Leonard: We don’t know yet. I think it’s safe bet it’s someone with the USCAP. We have yet to receive any notification from our hosting company.

WN: How did it get taken down?

Leonard: The account was suspended on the server. We’ve got other servers and we’re resolving new name servers to point to the new host. Right now, some people are able to get on the website, but not everyone can.

WN: Are you worried about getting sued?

Leonard: No, I think there’s a lot of First Amendment protection for political parody and satire. Groups like the Yes Men have been very successful with these techniques. We have gotten some calls from some CAP members, but they don’t want to make any more publicity for this than is already out there.

If they want to go public and defend their positions, which are not based on science, that’s up to them, but I don’t see them wanting to do it. (USCAP has only responded with this press release.)

WN: Can you talk about how what you put out there differed from the real USCAP positions?

Leonard: The IPCC (International Panel on Climate Change) reports have very clear recommendations on what we need to do to stabilize our climate. We need to cut emissions 80 to 90 percent, at least for industrialized countries. The Climate Action Partnership is pushing for 60 percent cuts. That’s not rooted in science, it’s just what they want. They just don’t want to hurt their profits.

WN: What would you like to see come out of your actions?

Leonard: A lot of different things need to happen, but the goal needs to be reducing our emissions. Groups like the Climate Action Partnership are approaching from the angle, “How do we retain our profitability?” The people who should be making climate decisions are those who are going to be impacted, not the corporate interests that have been driving the process.

In terms of more practical things, we need federal legislation that focuses on emission reductions instead of commodifying our atmosphere. We need a massive public and private investment in creating a green economy. We really need to recognize that fossil fuels are an inherently dirty resource and stop saying we can make clean coal or make clean gas, when fundamentally we can’t.

WN: Clean coal does seem to have potential though. Don’t we need more spending on all forms of research for cleaner energy production?

Leonard: The biggest problem is that if you look at recent bills, in some ways there is good stuff for the climate. But the vast majority of research dollars from that bill are going towards keeping us dependent on fossil fuels.

Even by the industry’s most optimistic standards, carbon capture is not going to be ready for a decade or two. So, do we want to put our money on a future technology that may or may not be environmentally, scientifically or economically viable?
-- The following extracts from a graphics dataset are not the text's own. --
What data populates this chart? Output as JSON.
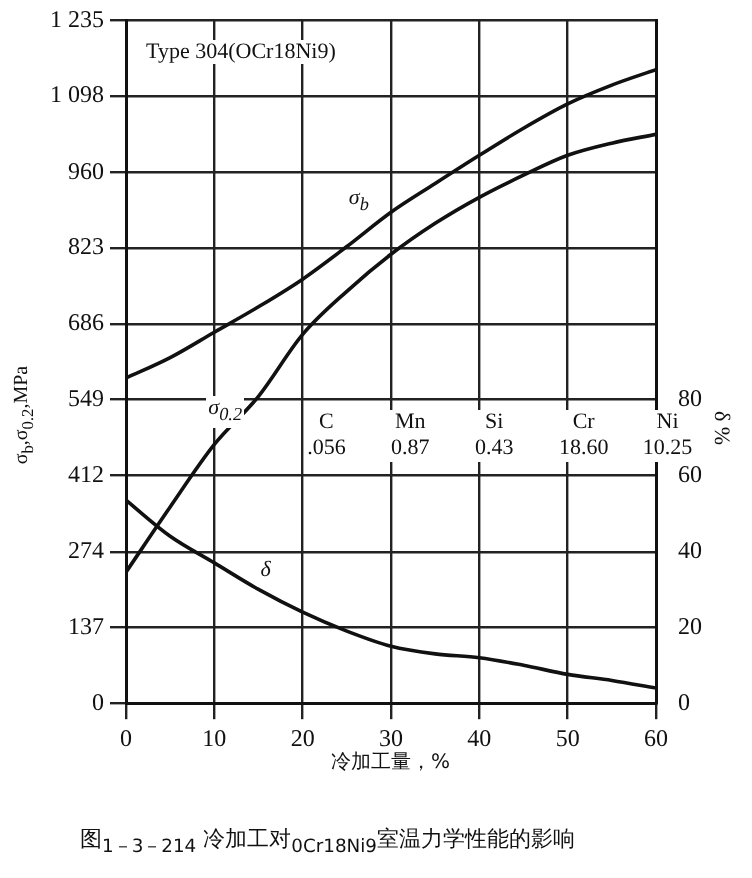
{
  "chart_data": {
    "type": "line",
    "title": "图$_{1－3－214}$ 冷加工对$_{0Cr18Ni9}$室温力学性能的影响",
    "xlabel": "冷加工量，%",
    "ylabel": "σ$_{b}$,σ$_{0.2}$,MPa",
    "y2label": "δ %",
    "x": [
      0,
      5,
      10,
      15,
      20,
      25,
      30,
      35,
      40,
      45,
      50,
      55,
      60
    ],
    "series": [
      {
        "name": "σ$_{b}$",
        "color": "#111111",
        "values": [
          588,
          625,
          671,
          717,
          767,
          826,
          888,
          940,
          991,
          1040,
          1084,
          1118,
          1146
        ]
      },
      {
        "name": "σ$_{0.2}$",
        "color": "#111111",
        "values": [
          237,
          355,
          468,
          555,
          667,
          745,
          812,
          868,
          915,
          955,
          991,
          1013,
          1029
        ]
      },
      {
        "name": "δ",
        "color": "#111111",
        "axis": "y2",
        "values": [
          53.5,
          44,
          37,
          30,
          24,
          19,
          15,
          13,
          12,
          10,
          7.6,
          6,
          4
        ]
      }
    ],
    "xlim": [
      0,
      60
    ],
    "xticks": [
      0,
      10,
      20,
      30,
      40,
      50,
      60
    ],
    "ylim": [
      0,
      1235
    ],
    "yticks": [
      0,
      137,
      274,
      412,
      549,
      686,
      823,
      960,
      {
        "value": 1098,
        "label": "1 098"
      },
      {
        "value": 1235,
        "label": "1 235"
      }
    ],
    "y2lim": [
      0,
      180
    ],
    "y2ticks": [
      0,
      20,
      40,
      60,
      80
    ],
    "grid": true,
    "legend": false,
    "marker": "none",
    "line_style": "solid",
    "annotations": [
      "Type 304(OCr18Ni9)",
      "C\n.056",
      "Mn\n0.87",
      "Si\n0.43",
      "Cr\n18.60",
      "Ni\n10.25"
    ]
  }
}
Or put our money on those that we know are viable, like renewable energy sources, and work to bring those up to scale.

WN: What do you say to people who contend that wind and solar are not scalable, that they are too inconsistent to provide base load power?

Leonard: With enough renewable energy sources properly deployed, working with smart grid stuff, they can meet our needs. We’ve been working with solar technologies for decades. But it’s always been given a second seat. If we dedicated the same sort of resources we did to microprocessor development, we could figure it out.

WN: What’s next for you guys?

Leonard: We have a lot of people on the ground in Bali trying to bring some more substantive root cause issues. We’ll be participating in a lot of the dialogue there.

April 1 is Fossil Fools Day. We’re working with our counterparts in Australia and Europe at having a big day of action around the world.